Over the last year, I had the opportunity to plunge into the world of AI (Artificial Intelligence). Although one could say that this is too short to be able to say something relevant; it was certainly very interesting. The various experiments were insightful.
Actualization of AI and data generated as a by-product of our lives can give us great advantage in our day to day challenges. AI, Machine Learning and Deep Learning aren’t the same thing, and it’s important to understand how these learnings can be applied differently.
This is the amazing language of mathematics, statistics, logic and our fantasies about the future. AI refers to the machine that possesses the characteristics of human intelligence. This is the concept we think of as General AI. It’s defined as the capability of a computer program to perform tasks or reasoning processes that we usually associate with intelligence in a human being. Compelling argument against this definition is that it depends on what we consider being intelligent in the behaviour of a human being, but nevertheless it is one of the official definitions. Also, it raises a lot of questions regarding the ethical principles, but that’s a different topic. The actual idea about AI is very old. It’s founded in the Greek myths, in the shape of a mechanical man, designed to mimic our behaviour. Nowadays, we can divide it into two groups: applied and general. Sometimes the term for applied AI is also known as Narrow AI. Applied AI represents the technologies that are able to perform specific tasks as well as we humans can, or even better (autonomous driving, face recognition, stock trading etc.). General AI, which can handle any task, but only in theory, is less common. This is where some of the most exciting advancements are happening today.

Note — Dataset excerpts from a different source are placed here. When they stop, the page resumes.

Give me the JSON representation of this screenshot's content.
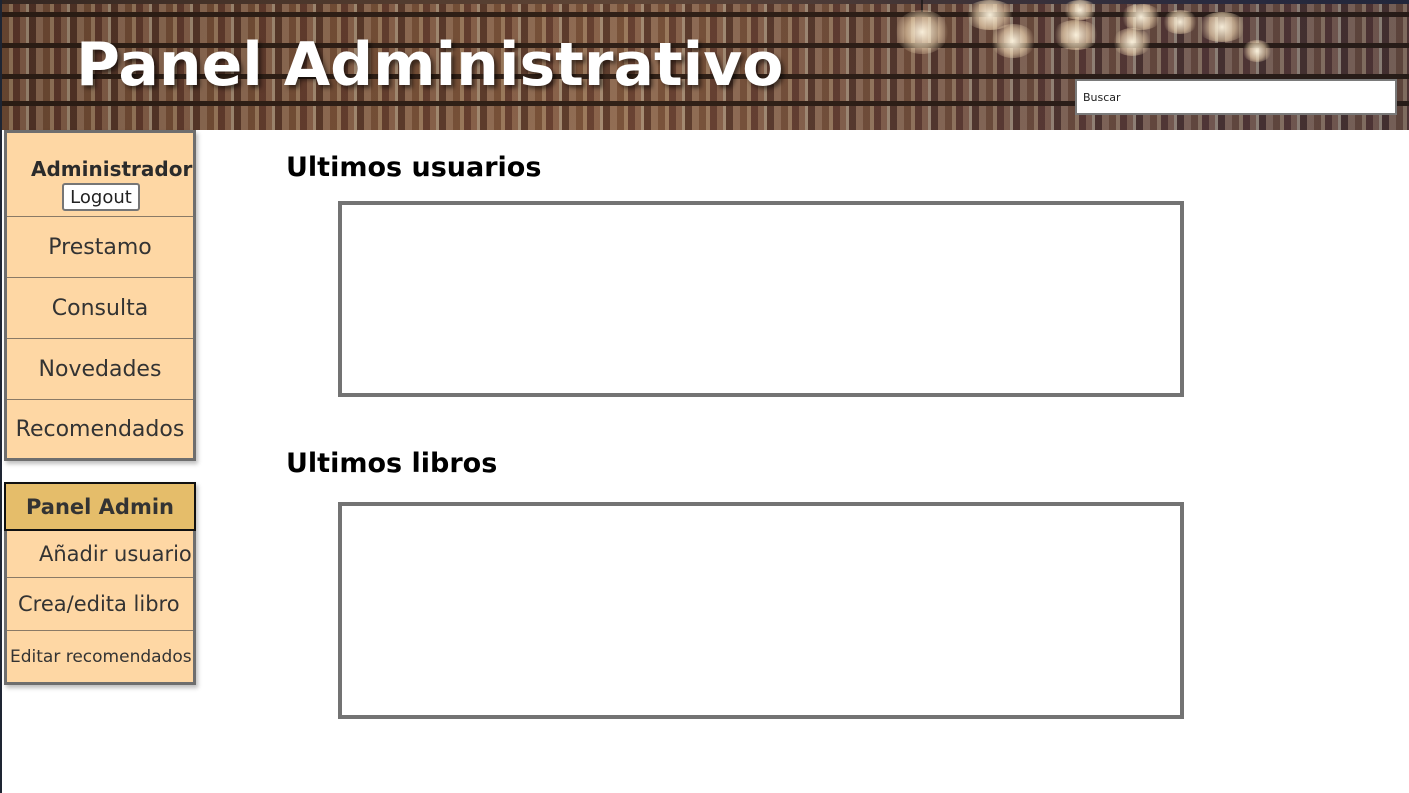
{
  "header": {
    "title": "Panel Administrativo",
    "search": {
      "placeholder": "Buscar",
      "value": ""
    }
  },
  "sidebar": {
    "user": {
      "name": "Administrador",
      "logout_label": "Logout"
    },
    "items": [
      {
        "label": "Prestamo"
      },
      {
        "label": "Consulta"
      },
      {
        "label": "Novedades"
      },
      {
        "label": "Recomendados"
      }
    ]
  },
  "admin_menu": {
    "title": "Panel Admin",
    "items": [
      {
        "label": "Añadir usuario"
      },
      {
        "label": "Crea/edita libro"
      },
      {
        "label": "Editar recomendados"
      }
    ]
  },
  "main": {
    "sections": [
      {
        "title": "Ultimos usuarios"
      },
      {
        "title": "Ultimos libros"
      }
    ]
  },
  "colors": {
    "sidebar_bg": "#fed7a4",
    "admin_header_bg": "#e5bd6a",
    "box_border": "#737373"
  }
}
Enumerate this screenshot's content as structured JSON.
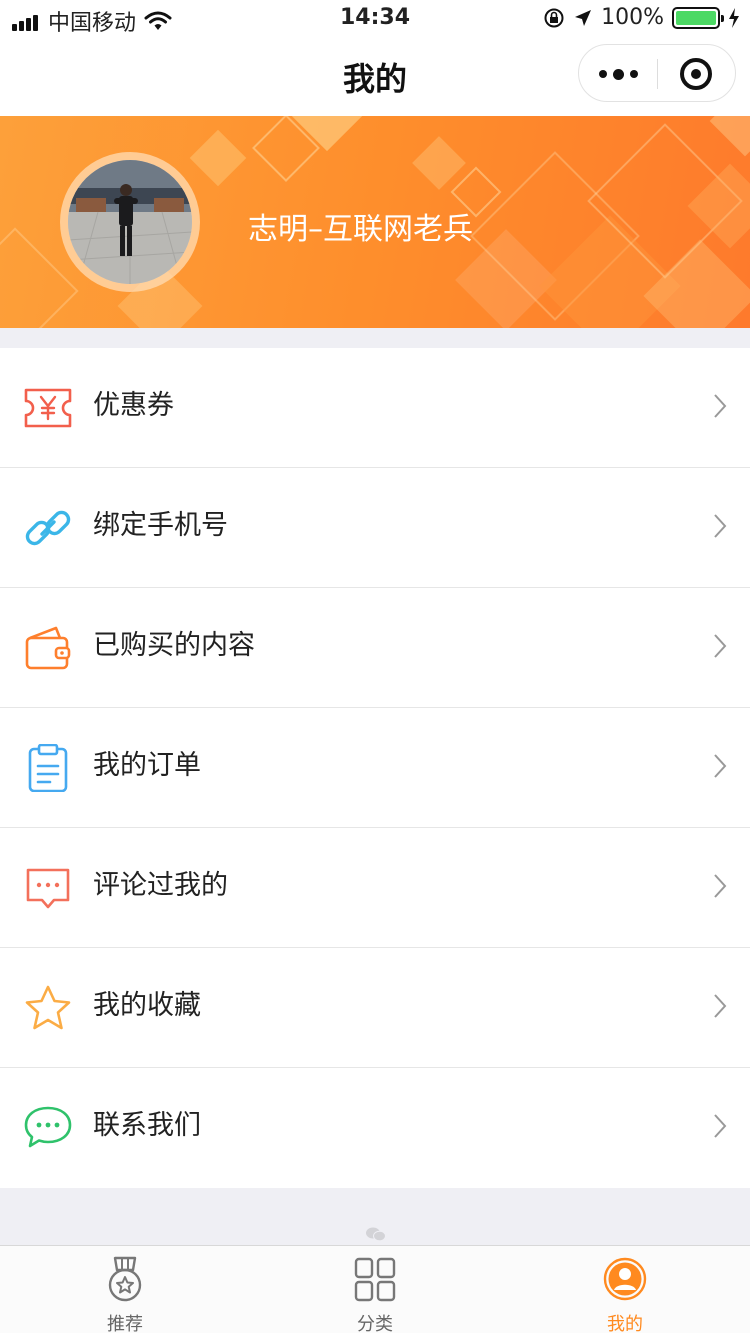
{
  "status_bar": {
    "carrier": "中国移动",
    "time": "14:34",
    "battery": "100%"
  },
  "nav": {
    "title": "我的"
  },
  "profile": {
    "username": "志明–互联网老兵"
  },
  "menu": [
    {
      "label": "优惠券",
      "icon": "coupon-icon",
      "color": "#f25f4c"
    },
    {
      "label": "绑定手机号",
      "icon": "link-icon",
      "color": "#3bb6e8"
    },
    {
      "label": "已购买的内容",
      "icon": "wallet-icon",
      "color": "#fe7f2d"
    },
    {
      "label": "我的订单",
      "icon": "clipboard-icon",
      "color": "#45a9f0"
    },
    {
      "label": "评论过我的",
      "icon": "comment-icon",
      "color": "#f3705b"
    },
    {
      "label": "我的收藏",
      "icon": "star-icon",
      "color": "#fbac45"
    },
    {
      "label": "联系我们",
      "icon": "chat-icon",
      "color": "#2fc26b"
    }
  ],
  "tabs": [
    {
      "label": "推荐",
      "icon": "medal-icon"
    },
    {
      "label": "分类",
      "icon": "grid-icon"
    },
    {
      "label": "我的",
      "icon": "user-icon",
      "active": true
    }
  ],
  "colors": {
    "accent": "#ff8a1f",
    "banner_start": "#fda03a",
    "banner_end": "#fe7a2c"
  }
}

Machine Learning is the term sometimes used interchangeably with Artificial Intelligence. Undeserved. Machine Learning is a part of AI, and thus it’s wrong to address them as they are the same. The main idea is to create algorithms, which can produce some output values based on some input values with the help of statistical analysis. So, in general, it automates analytical model building. Task is to search patterns in a large amount of data and to adjust the output actions accordingly. For example, when you shop online and you are being offered products related to your current purchase, or to your profile. Roughly speaking, this is the result of statistical analysis, but there is really a lot of math under it.
We can distinguish two groups of Machine Learning: supervised and unsupervised. It’s related to usage of labelled/unlabelled data during the learning (pattern searching) process. There is also a mixture called Semi-Supervised Learning. More detailed explanations regarding this division and functionalities are to come in future posts. At this point, we will focus on Deep Learning as a subset of Machine Learning where groups mentioned above also extend.
To put Deep Learning into perspective, we can say the following: Machine Learning took some of the fundamental concepts of AI and steered them against solving real world everyday problems by using neural networks. This works similar to how human being perceives the world. First it observes, then it thinks about it and in the end the conclusion is drawn. The thinking part is learned from examples, and the more examples the better the conclusion is. Just like babies. When babies are born, their memories are white and blanc. When they see the face of mom and dad, they slowly start to recognize them. In the beginning the baby makes mistakes. As time passes, the baby gets better and better in recognizing, because of all the data the baby processes. The recognition goes further and becomes more efficient, resulting in the baby also recognizing mom and dad by voice.
Deep learning – Connecting the knots
In order to achieve this, Deep Learning uses a layered structure of algorithms, called an artificial neural network which is inspired by the human brain. Neurons, axons and dendrites can be grasped as mathematical functions with adjustable coefficients fine-tuned during the training. We can look at them as a bunch of connected knots (where the knot is a mathematical function). When you define the input, it has to travel through the knots in the network. Every knot will receive some value, which will be processed and passed further down the path. The way the knot treats the value it receives, depends on the adjustable coefficients we mentioned. At the end, there are knots specified for output values of the network. Their value is to be analysed in order to make prediction. It sounds simple, but it’s not, because every piece of data needs to have its numerical representation. The structure (if there is one) and relations between the more complex data structures need to be preserved during this transition. When everything is in place, the experiments can begin. These experiments include tweaking the network architecture, knots number, functions, etc., in order to test the desired output.
In a nutshell
So, to sum up. The what? Everything we do every day. The how? Collecting the data and finding patterns. The why? Optimizing these processes, and making the most out of the time we have. Regarding this, I would like to repeat something once said by Sherlock Holmes and mark his words as my conclusion: “The world is woven from billions of lives, every strand crossing every other. What we call premonition is just movement of the web. If you could attenuate to every strand of quivering data, the future would be entirely calculable. As inevitable as mathematics.”